The Bahamas you never knew existed

When I share stories of the Bahamas with friends, they generally all assume I am talking about Paradise Island or Nassau. While most experience an "ah ha" moment when I remind them that the Bahamas is a collection of over 700 different islands and cays, they recall the 90's ad campaign which noted, "It's better in the Bahamas." The campaign was designed to remind travellers of the vast diversity of the islands from the Northern capital of Freeport to the Southernmost outpost of Iguana Island, population 913 people and 80,000 flamingos!

The Bahamas chain of islands actually stretches from abeam Palm Beach Florida to the Northern waters of the Turks and Caicos islands. Many of the islands are uninhabited, some have one occupant, and still, others are home to the rich and famous. The most famous and populous island is Nassau. With its sister archipelago, Paradise Island, if you consider the person-made bridges a link, Nassau is a bustling place peppered with resorts, all-inclusive spots and what many Bahamians consider an overpopulation problem. In my experience, Paradise Island is reminiscent of what PR Firms have dubbed the Mayan Riviera.

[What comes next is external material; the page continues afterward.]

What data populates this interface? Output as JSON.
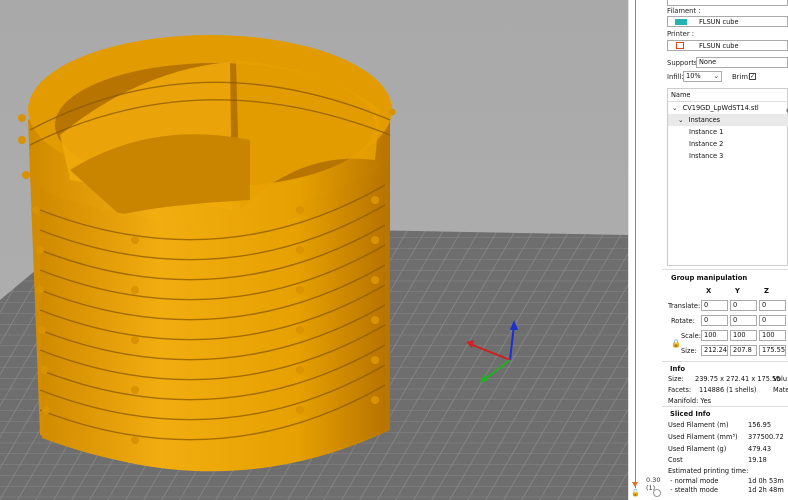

Likely the most well known Caribbean destination continues to be the Atlantis resort on Paradise Island. Very near the cruise port the resort is massive and offers a multitude of hospitality options from the high end, adult only, The Cove, to the more well-known, The Royal. With casinos and dining choices of all kinds, Atlantis is a great place to visit, along with the many other resorts on Nassau, all of whom host 3.5 million visitors each year.

Grand Bahama the northernmost island and the nation's capital. Also a well-travelled and more modern destination they host approximately 700 thousand visitors per year. The close proximity to Florida's coastline makes it a comfortable journey for many travellers.

But for me, the real beauty and charm of the Bahamas are the out islands which comprise the remainder of the inhabited Bahamian Islands. All combine hosts to only 1.9 million visitors per year. That is fewer people than travel through Toronto's Pearson Airport in a week, and that is what I think makes the Bahamas such a boutique travel experience.

The out islands of the Bahamas make up 84% of the total land mass comprised of separate islands and cays. Each is beautiful and remote, a far different experience than the high rise hustle and bustle of Nassau and Grand Bahama. Each is genuinely boutique travel experiences. These lesser known islands do not possess casinos or duty-free shopping plazas. They do not often have Michelin star dining opportunities, for the most part, these diamonds in the rough are undeveloped pieces of paradise.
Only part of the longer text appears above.